Establish governance with internal reporting and communication
The final step to creating a robust SCRM program requires opening the lines of communication across the organization. A cross-functional risk and governance board further embeds the risk-aware culture throughout the company. Through communication, organizations can gain better visibility into the different departmental technology adoptions and needs that impact their ecosystem.
Some stakeholders to consider include:
- Line of business managers
- Risk and compliance function
- Audit function
- IT department
- Procurement
- Sales
Although procurement or sales may not seem directly related to risk, including them on the risk board can help promote an overarching culture of risk-awareness. On a day-to-day basis, they interact more intimately with different supply chain members, including upstream customers. By incorporating them into the team, the whole organization takes a risk-based approach to mitigating supply chain risk.
SecurityScorecard enables SCRM with continuous monitoring
SecurityScorecard’s security ratings platform enables efficient SCRM by enabling organizations to create supply stream profiles that provide visibility across ten groups of risk factors, including DNS health, network security, IP reputation, endpoint security, web application security, hacker chatter, leaked credentials, and social engineering.
To enable a risk-aware culture and stakeholder communication, our easy-to-read A-F rating system provides a high-level view of your security and your supply chain’s security posture.

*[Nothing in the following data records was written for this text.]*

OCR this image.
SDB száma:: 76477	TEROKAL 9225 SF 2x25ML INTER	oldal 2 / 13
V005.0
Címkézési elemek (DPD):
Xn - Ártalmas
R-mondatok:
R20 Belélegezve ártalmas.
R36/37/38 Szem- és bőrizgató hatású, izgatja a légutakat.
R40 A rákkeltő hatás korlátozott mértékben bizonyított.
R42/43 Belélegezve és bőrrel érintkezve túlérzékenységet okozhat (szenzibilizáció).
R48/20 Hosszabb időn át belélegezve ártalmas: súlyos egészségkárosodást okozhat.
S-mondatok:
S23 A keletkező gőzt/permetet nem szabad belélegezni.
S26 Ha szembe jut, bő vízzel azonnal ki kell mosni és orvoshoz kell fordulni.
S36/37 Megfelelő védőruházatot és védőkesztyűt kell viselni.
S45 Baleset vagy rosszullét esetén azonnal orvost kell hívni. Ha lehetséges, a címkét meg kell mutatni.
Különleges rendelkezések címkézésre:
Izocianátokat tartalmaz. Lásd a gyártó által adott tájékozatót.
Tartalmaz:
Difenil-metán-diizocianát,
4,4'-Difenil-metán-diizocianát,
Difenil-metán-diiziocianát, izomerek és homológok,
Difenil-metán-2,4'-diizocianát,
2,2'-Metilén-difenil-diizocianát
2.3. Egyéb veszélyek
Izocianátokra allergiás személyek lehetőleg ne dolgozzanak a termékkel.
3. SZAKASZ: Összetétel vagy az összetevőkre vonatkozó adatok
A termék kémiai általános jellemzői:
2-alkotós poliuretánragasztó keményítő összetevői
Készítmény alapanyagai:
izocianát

By bridging the gap between technical and non-technical stakeholders, you can use the ratings to give at-a-glance visibility into a variety of supply chain risks for greater insight into potential threats.
SCRM increasingly becomes a primary initiative as data breaches impact more aspects of the organization’s risk mitigation strategy. To ensure information security, organizations need to start continuously monitoring their interconnected IT ecosystem and establish the necessary documentation to prove their due diligence efforts.